Fortunately, there are plenty of wines out there that are suitable for vegetarians. A growing number of wines advertise themselves as 'unfined and unfiltered' on the label, particularly in the US, where such a declaration has marketing clout. The problem with these wines is that, despite their vegetarian credentials, they are potentially unstable and can develop bacteria and yeast-derived off characters in bottle. The higher a wine's alcohol and the lower its acidity, the more likely you are to have a problem. So watch out for 'natural' warm-climate wines.

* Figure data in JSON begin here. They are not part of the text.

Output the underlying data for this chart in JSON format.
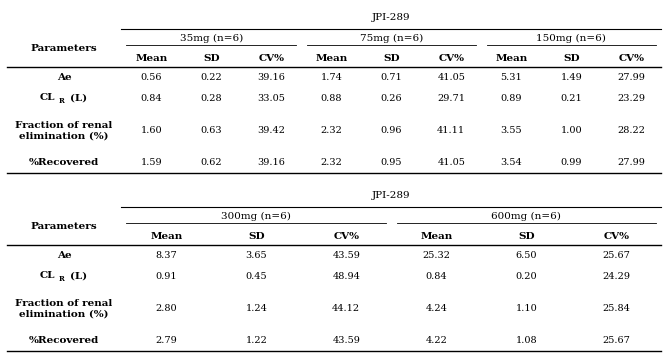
{
  "title": "JPI-289",
  "table1": {
    "doses": [
      "35mg (n=6)",
      "75mg (n=6)",
      "150mg (n=6)"
    ],
    "col_headers": [
      "Mean",
      "SD",
      "CV%",
      "Mean",
      "SD",
      "CV%",
      "Mean",
      "SD",
      "CV%"
    ],
    "row_headers_plain": [
      "Ae",
      "CLR (L)",
      "Fraction of renal\nelimination (%)",
      "%Recovered"
    ],
    "data": [
      [
        "0.56",
        "0.22",
        "39.16",
        "1.74",
        "0.71",
        "41.05",
        "5.31",
        "1.49",
        "27.99"
      ],
      [
        "0.84",
        "0.28",
        "33.05",
        "0.88",
        "0.26",
        "29.71",
        "0.89",
        "0.21",
        "23.29"
      ],
      [
        "1.60",
        "0.63",
        "39.42",
        "2.32",
        "0.96",
        "41.11",
        "3.55",
        "1.00",
        "28.22"
      ],
      [
        "1.59",
        "0.62",
        "39.16",
        "2.32",
        "0.95",
        "41.05",
        "3.54",
        "0.99",
        "27.99"
      ]
    ]
  },
  "table2": {
    "doses": [
      "300mg (n=6)",
      "600mg (n=6)"
    ],
    "col_headers": [
      "Mean",
      "SD",
      "CV%",
      "Mean",
      "SD",
      "CV%"
    ],
    "row_headers_plain": [
      "Ae",
      "CLR (L)",
      "Fraction of renal\nelimination (%)",
      "%Recovered"
    ],
    "data": [
      [
        "8.37",
        "3.65",
        "43.59",
        "25.32",
        "6.50",
        "25.67"
      ],
      [
        "0.91",
        "0.45",
        "48.94",
        "0.84",
        "0.20",
        "24.29"
      ],
      [
        "2.80",
        "1.24",
        "44.12",
        "4.24",
        "1.10",
        "25.84"
      ],
      [
        "2.79",
        "1.22",
        "43.59",
        "4.22",
        "1.08",
        "25.67"
      ]
    ]
  },
  "background": "#ffffff",
  "line_color": "#000000",
  "text_color": "#000000",
  "bold_fs": 7.5,
  "data_fs": 7.0
}
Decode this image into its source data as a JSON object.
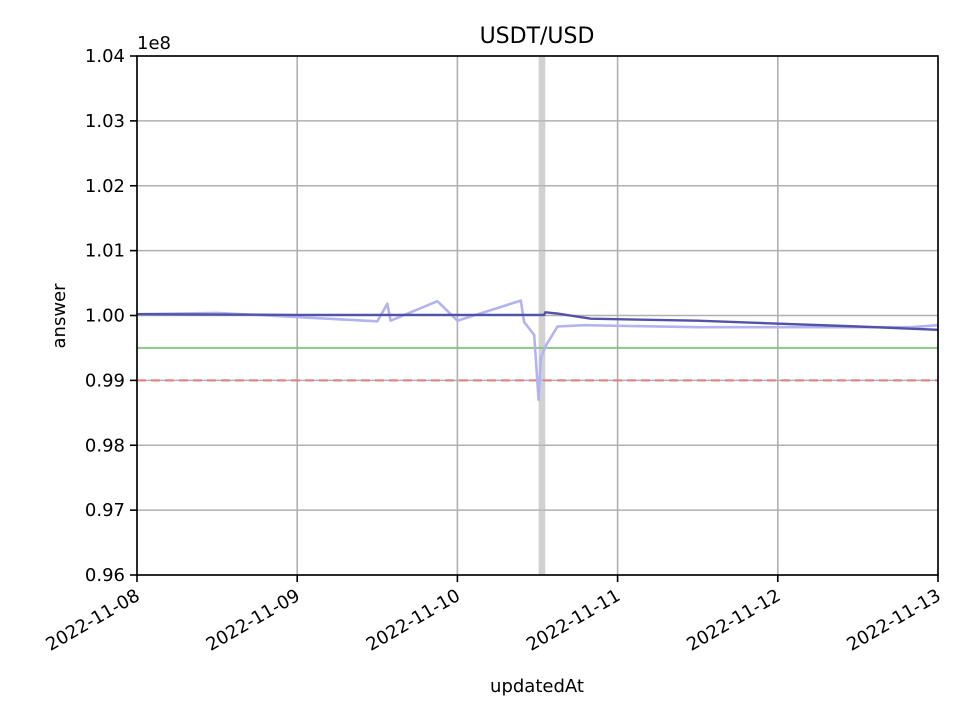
{
  "chart_data": {
    "type": "line",
    "title": "USDT/USD",
    "xlabel": "updatedAt",
    "ylabel": "answer",
    "y_multiplier_label": "1e8",
    "xlim": [
      "2022-11-08",
      "2022-11-13"
    ],
    "ylim": [
      0.96,
      1.04
    ],
    "x_ticks": [
      "2022-11-08",
      "2022-11-09",
      "2022-11-10",
      "2022-11-11",
      "2022-11-12",
      "2022-11-13"
    ],
    "y_ticks": [
      "0.96",
      "0.97",
      "0.98",
      "0.99",
      "1.00",
      "1.01",
      "1.02",
      "1.03",
      "1.04"
    ],
    "grid": true,
    "series": [
      {
        "color": "#b3b3f2",
        "x": [
          "2022-11-08T00:00",
          "2022-11-08T12:00",
          "2022-11-09T12:00",
          "2022-11-09T13:30",
          "2022-11-09T14:00",
          "2022-11-09T21:00",
          "2022-11-10T00:00",
          "2022-11-10T09:30",
          "2022-11-10T10:00",
          "2022-11-10T11:30",
          "2022-11-10T12:10",
          "2022-11-10T12:30",
          "2022-11-10T13:20",
          "2022-11-10T15:00",
          "2022-11-10T19:00",
          "2022-11-11T12:00",
          "2022-11-12T20:00",
          "2022-11-13T00:00"
        ],
        "y": [
          1.0002,
          1.0004,
          0.9991,
          1.0018,
          0.9992,
          1.0022,
          0.9992,
          1.0023,
          0.999,
          0.997,
          0.987,
          0.9935,
          0.9955,
          0.9983,
          0.9985,
          0.9982,
          0.9982,
          0.9985
        ]
      },
      {
        "color": "#5252a8",
        "x": [
          "2022-11-08T00:00",
          "2022-11-09T00:00",
          "2022-11-10T00:00",
          "2022-11-10T13:00",
          "2022-11-10T13:10",
          "2022-11-10T15:00",
          "2022-11-10T20:00",
          "2022-11-11T12:00",
          "2022-11-12T12:00",
          "2022-11-13T00:00"
        ],
        "y": [
          1.0002,
          1.0001,
          1.0001,
          1.0001,
          1.0005,
          1.0003,
          0.9995,
          0.9992,
          0.9983,
          0.9978
        ]
      }
    ],
    "reference_lines": [
      {
        "y": 0.995,
        "color": "#7fbf7f",
        "style": "solid"
      },
      {
        "y": 0.99,
        "color": "#e87b7b",
        "style": "dashed"
      }
    ],
    "highlight_span": {
      "x0": "2022-11-10T12:10",
      "x1": "2022-11-10T13:10",
      "color": "#b8b8b8"
    }
  }
}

If you leave a wine long enough, it will pretty much clarify itself. But most producers have neither the time nor money to wait for this to happen. That's why they use a fining agent to speed up the process. Not all of these are things you might find on the counter of your local butcher or fishmonger. In fact, bentonite (a clay widely used for protein stability) is totally vegetarian friendly.

Winemaking consultant John Worontschak reckons that around 90 per cent of all wines are suitable for vegetarians. 'Most producers these days try to make wines that can be drunk by anyone,' he says. Things are different for vegans, however, as roughly 70 per cent of wines are fined with milk or egg-derived products such as casein and albumen.

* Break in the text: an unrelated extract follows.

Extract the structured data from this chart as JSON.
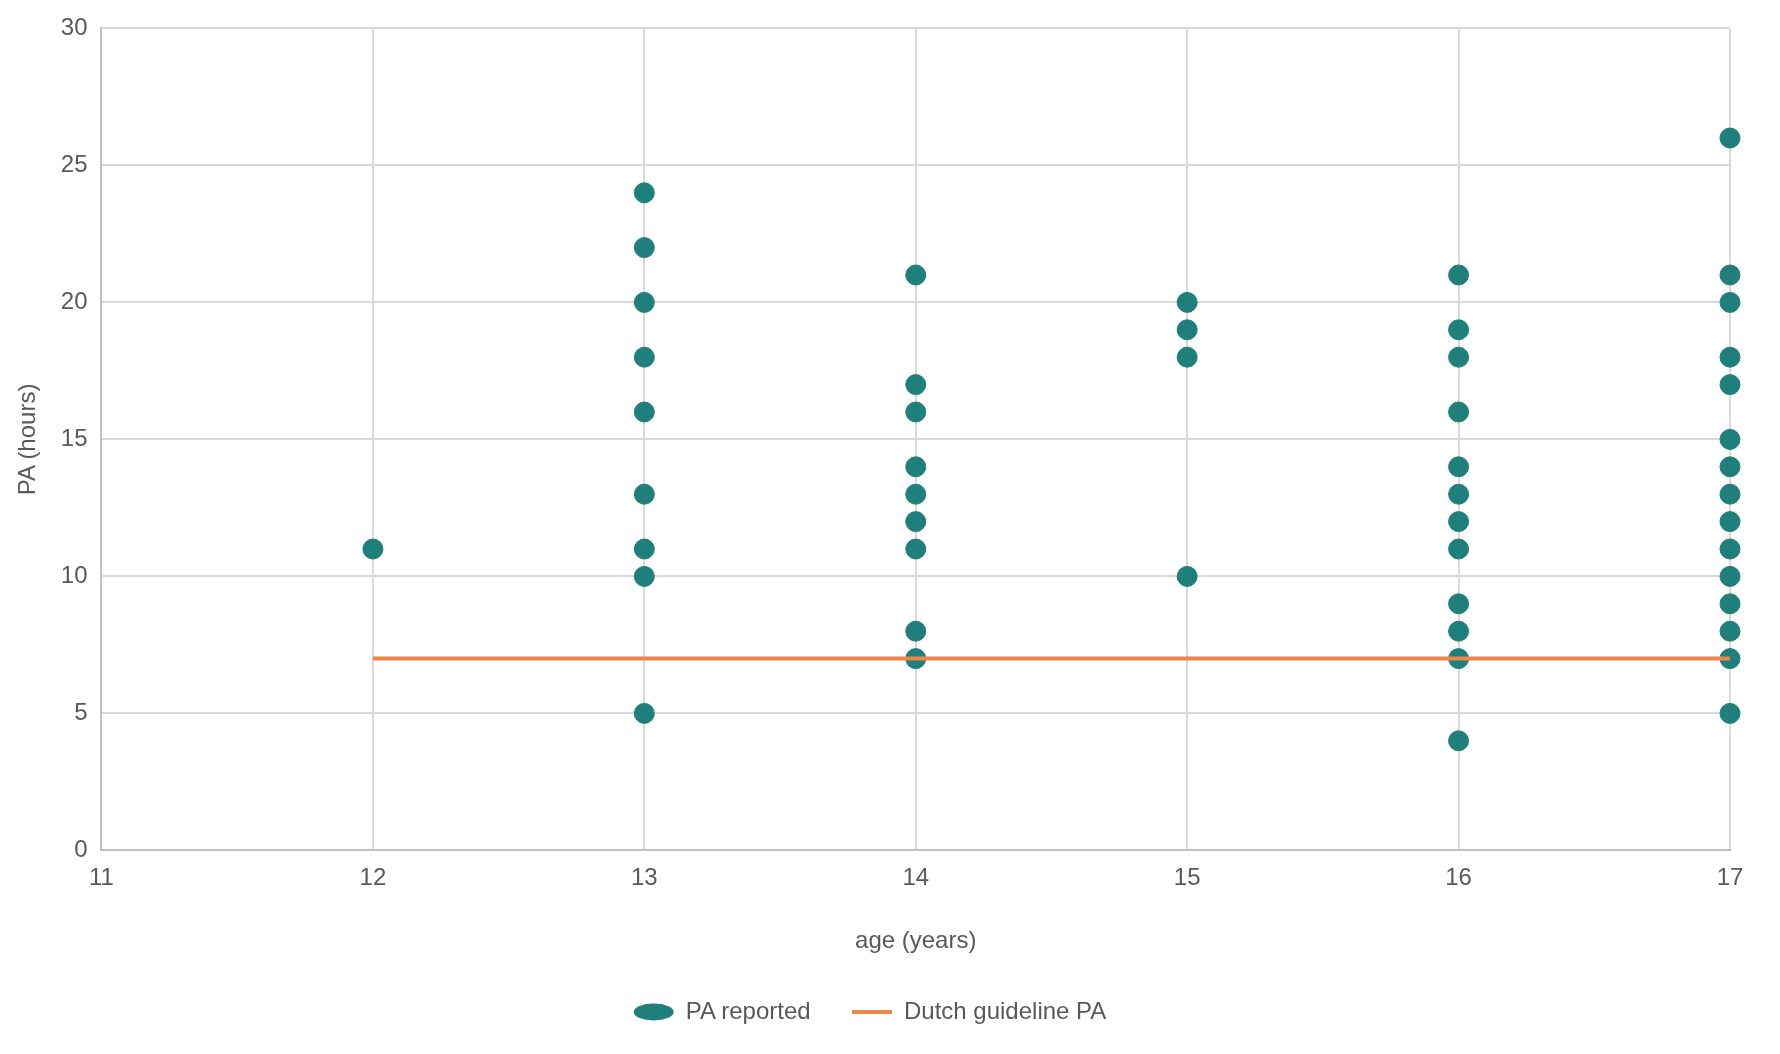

How can you distinguish wines that are suitable for vegetarians and/or vegans from those that aren't? One solution is to contact a specialist importer, such as Smithfield Wine (0161 273 6070), Vinceremos (01132 440 002), or Vintage Roots (0800 980 4992; www.vintageroots.co.uk). By the way, it's worth remembering that just because a wine is organic, it isn't necessarily vegetarian or vegan, and vice versa.

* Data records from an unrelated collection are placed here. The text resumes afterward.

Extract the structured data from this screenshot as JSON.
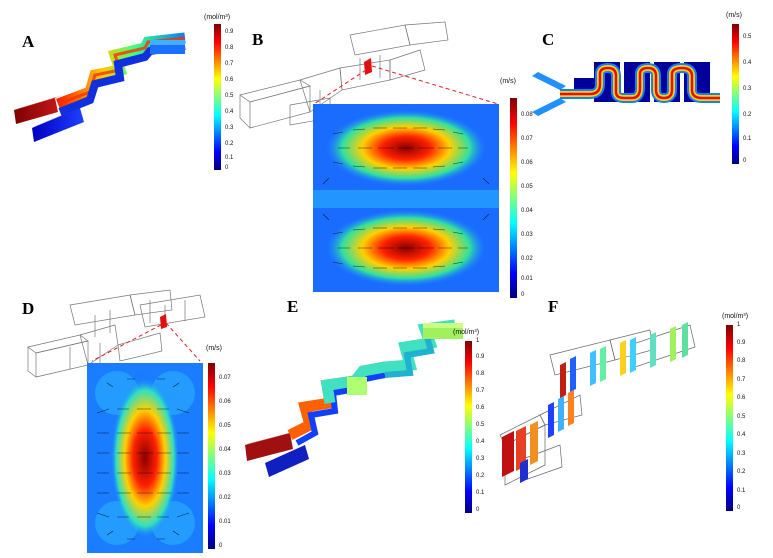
{
  "figure": {
    "panels": [
      {
        "id": "A",
        "label": "A",
        "colorbar": {
          "unit": "(mol/m³)",
          "ticks": [
            "0.9",
            "0.8",
            "0.7",
            "0.6",
            "0.5",
            "0.4",
            "0.3",
            "0.2",
            "0.1",
            "0"
          ],
          "range": [
            0,
            0.95
          ]
        }
      },
      {
        "id": "B",
        "label": "B",
        "colorbar": {
          "unit": "(m/s)",
          "ticks": [
            "0.08",
            "0.07",
            "0.06",
            "0.05",
            "0.04",
            "0.03",
            "0.02",
            "0.01",
            "0"
          ],
          "range": [
            0,
            0.085
          ]
        }
      },
      {
        "id": "C",
        "label": "C",
        "colorbar": {
          "unit": "(m/s)",
          "ticks": [
            "0.5",
            "0.4",
            "0.3",
            "0.2",
            "0.1",
            "0"
          ],
          "range": [
            0,
            0.55
          ]
        }
      },
      {
        "id": "D",
        "label": "D",
        "colorbar": {
          "unit": "(m/s)",
          "ticks": [
            "0.07",
            "0.06",
            "0.05",
            "0.04",
            "0.03",
            "0.02",
            "0.01",
            "0"
          ],
          "range": [
            0,
            0.075
          ]
        }
      },
      {
        "id": "E",
        "label": "E",
        "colorbar": {
          "unit": "(mol/m³)",
          "ticks": [
            "1",
            "0.9",
            "0.8",
            "0.7",
            "0.6",
            "0.5",
            "0.4",
            "0.3",
            "0.2",
            "0.1",
            "0"
          ],
          "range": [
            0,
            1
          ]
        }
      },
      {
        "id": "F",
        "label": "F",
        "colorbar": {
          "unit": "(mol/m³)",
          "ticks": [
            "1",
            "0.9",
            "0.8",
            "0.7",
            "0.6",
            "0.5",
            "0.4",
            "0.3",
            "0.2",
            "0.1",
            "0"
          ],
          "range": [
            0,
            1
          ]
        }
      }
    ],
    "colormap": [
      "#00007f",
      "#0000ff",
      "#0080ff",
      "#00ffff",
      "#80ff80",
      "#ffff00",
      "#ff8000",
      "#ff0000",
      "#7f0000"
    ]
  }
}
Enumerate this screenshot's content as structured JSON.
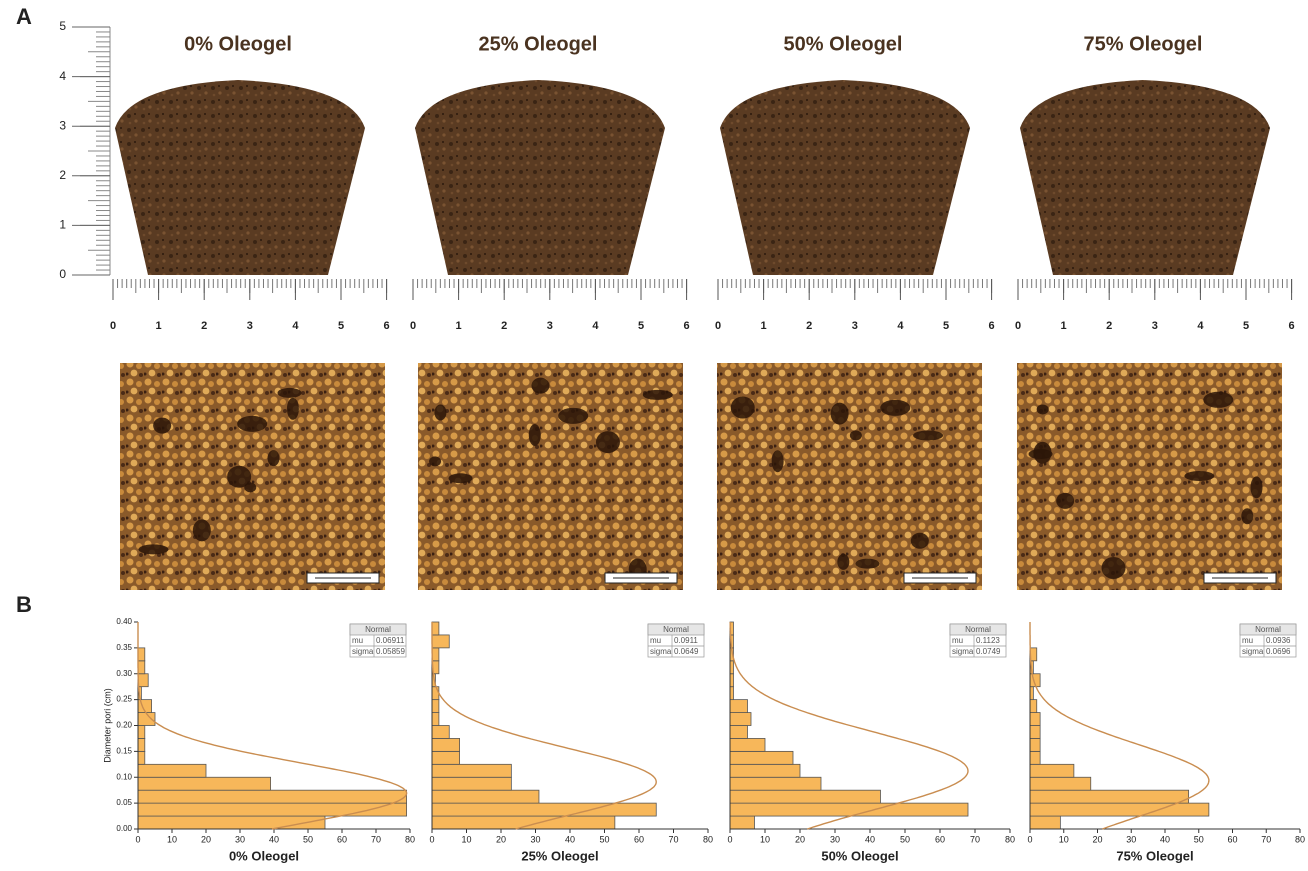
{
  "panel_a": {
    "label": "A",
    "vertical_ruler_ticks": [
      0,
      1,
      2,
      3,
      4,
      5
    ],
    "panels": [
      {
        "title": "0% Oleogel",
        "ruler_ticks": [
          0,
          1,
          2,
          3,
          4,
          5,
          6
        ]
      },
      {
        "title": "25% Oleogel",
        "ruler_ticks": [
          0,
          1,
          2,
          3,
          4,
          5,
          6
        ]
      },
      {
        "title": "50% Oleogel",
        "ruler_ticks": [
          0,
          1,
          2,
          3,
          4,
          5,
          6
        ]
      },
      {
        "title": "75% Oleogel",
        "ruler_ticks": [
          0,
          1,
          2,
          3,
          4,
          5,
          6
        ]
      }
    ]
  },
  "panel_b": {
    "label": "B"
  },
  "chart_data": [
    {
      "type": "histogram",
      "orientation": "horizontal",
      "title": "0% Oleogel",
      "ylabel": "Diameter pori (cm)",
      "bins": [
        0,
        0.025,
        0.05,
        0.075,
        0.1,
        0.125,
        0.15,
        0.175,
        0.2,
        0.225,
        0.25,
        0.275,
        0.3,
        0.325,
        0.35,
        0.375,
        0.4
      ],
      "values": [
        55,
        79,
        79,
        39,
        20,
        2,
        2,
        2,
        5,
        4,
        1,
        3,
        2,
        2,
        0,
        0
      ],
      "color": "#f7b75a",
      "xlim": [
        0,
        80
      ],
      "xticks": [
        0,
        10,
        20,
        30,
        40,
        50,
        60,
        70,
        80
      ],
      "ylim": [
        0,
        0.4
      ],
      "yticks": [
        {
          "value": 0,
          "label": "0.00"
        },
        {
          "value": 0.05,
          "label": "0.05"
        },
        {
          "value": 0.1,
          "label": "0.10"
        },
        {
          "value": 0.15,
          "label": "0.15"
        },
        {
          "value": 0.2,
          "label": "0.20"
        },
        {
          "value": 0.25,
          "label": "0.25"
        },
        {
          "value": 0.3,
          "label": "0.30"
        },
        {
          "value": 0.35,
          "label": "0.35"
        },
        {
          "value": 0.4,
          "label": "0.40"
        }
      ],
      "fit": {
        "name": "Normal",
        "mu_label": "mu",
        "mu": 0.06911,
        "sigma_label": "sigma",
        "sigma": 0.05859,
        "color": "#c98d50"
      }
    },
    {
      "type": "histogram",
      "orientation": "horizontal",
      "title": "25% Oleogel",
      "bins": [
        0,
        0.025,
        0.05,
        0.075,
        0.1,
        0.125,
        0.15,
        0.175,
        0.2,
        0.225,
        0.25,
        0.275,
        0.3,
        0.325,
        0.35,
        0.375,
        0.4
      ],
      "values": [
        53,
        65,
        31,
        23,
        23,
        8,
        8,
        5,
        2,
        2,
        2,
        1,
        2,
        2,
        5,
        2
      ],
      "color": "#f7b75a",
      "xlim": [
        0,
        80
      ],
      "xticks": [
        0,
        10,
        20,
        30,
        40,
        50,
        60,
        70,
        80
      ],
      "ylim": [
        0,
        0.4
      ],
      "fit": {
        "name": "Normal",
        "mu_label": "mu",
        "mu": 0.0911,
        "sigma_label": "sigma",
        "sigma": 0.0649,
        "color": "#c98d50"
      }
    },
    {
      "type": "histogram",
      "orientation": "horizontal",
      "title": "50% Oleogel",
      "bins": [
        0,
        0.025,
        0.05,
        0.075,
        0.1,
        0.125,
        0.15,
        0.175,
        0.2,
        0.225,
        0.25,
        0.275,
        0.3,
        0.325,
        0.35,
        0.375,
        0.4
      ],
      "values": [
        7,
        68,
        43,
        26,
        20,
        18,
        10,
        5,
        6,
        5,
        1,
        1,
        1,
        1,
        1,
        1
      ],
      "color": "#f7b75a",
      "xlim": [
        0,
        80
      ],
      "xticks": [
        0,
        10,
        20,
        30,
        40,
        50,
        60,
        70,
        80
      ],
      "ylim": [
        0,
        0.4
      ],
      "fit": {
        "name": "Normal",
        "mu_label": "mu",
        "mu": 0.1123,
        "sigma_label": "sigma",
        "sigma": 0.0749,
        "color": "#c98d50"
      }
    },
    {
      "type": "histogram",
      "orientation": "horizontal",
      "title": "75% Oleogel",
      "bins": [
        0,
        0.025,
        0.05,
        0.075,
        0.1,
        0.125,
        0.15,
        0.175,
        0.2,
        0.225,
        0.25,
        0.275,
        0.3,
        0.325,
        0.35,
        0.375,
        0.4
      ],
      "values": [
        9,
        53,
        47,
        18,
        13,
        3,
        3,
        3,
        3,
        2,
        1,
        3,
        1,
        2,
        0,
        0
      ],
      "color": "#f7b75a",
      "xlim": [
        0,
        80
      ],
      "xticks": [
        0,
        10,
        20,
        30,
        40,
        50,
        60,
        70,
        80
      ],
      "ylim": [
        0,
        0.4
      ],
      "fit": {
        "name": "Normal",
        "mu_label": "mu",
        "mu": 0.0936,
        "sigma_label": "sigma",
        "sigma": 0.0696,
        "color": "#c98d50"
      }
    }
  ]
}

In a supermarket or off-licence, it's harder to be sure that what you're drinking wasn't fined with an animal product. Tesco, Waitrose and M&S use vegetarian symbols on their own labels, but not all retailers are as switched on. Part of the problem is that producers and importers have to pay the Vegetarian and Vegan Societies to use their logos and are sometimes reluctant to cough up the dosh.

I've chosen three wines for vegetarians this week, and one that is right on the triple whammy of vegan, vegetarian and organic. The trio of vegetarian wines are: the complex, toasty, age-worthy 2004 Château Tour Léognan, Pessac-Léognan, Bordeaux (£9.99, Waitrose); the minty, deeply coloured, blackcurrant-scented 2003 Montes Alpha Cabernet Sauvignon, Colchagua Valley, Chile (£9.99, Tesco) and the brambly, smoky, sweetly oaked 2003 Bush View Shiraz, Margaret River, Australia (£7.99, M&S).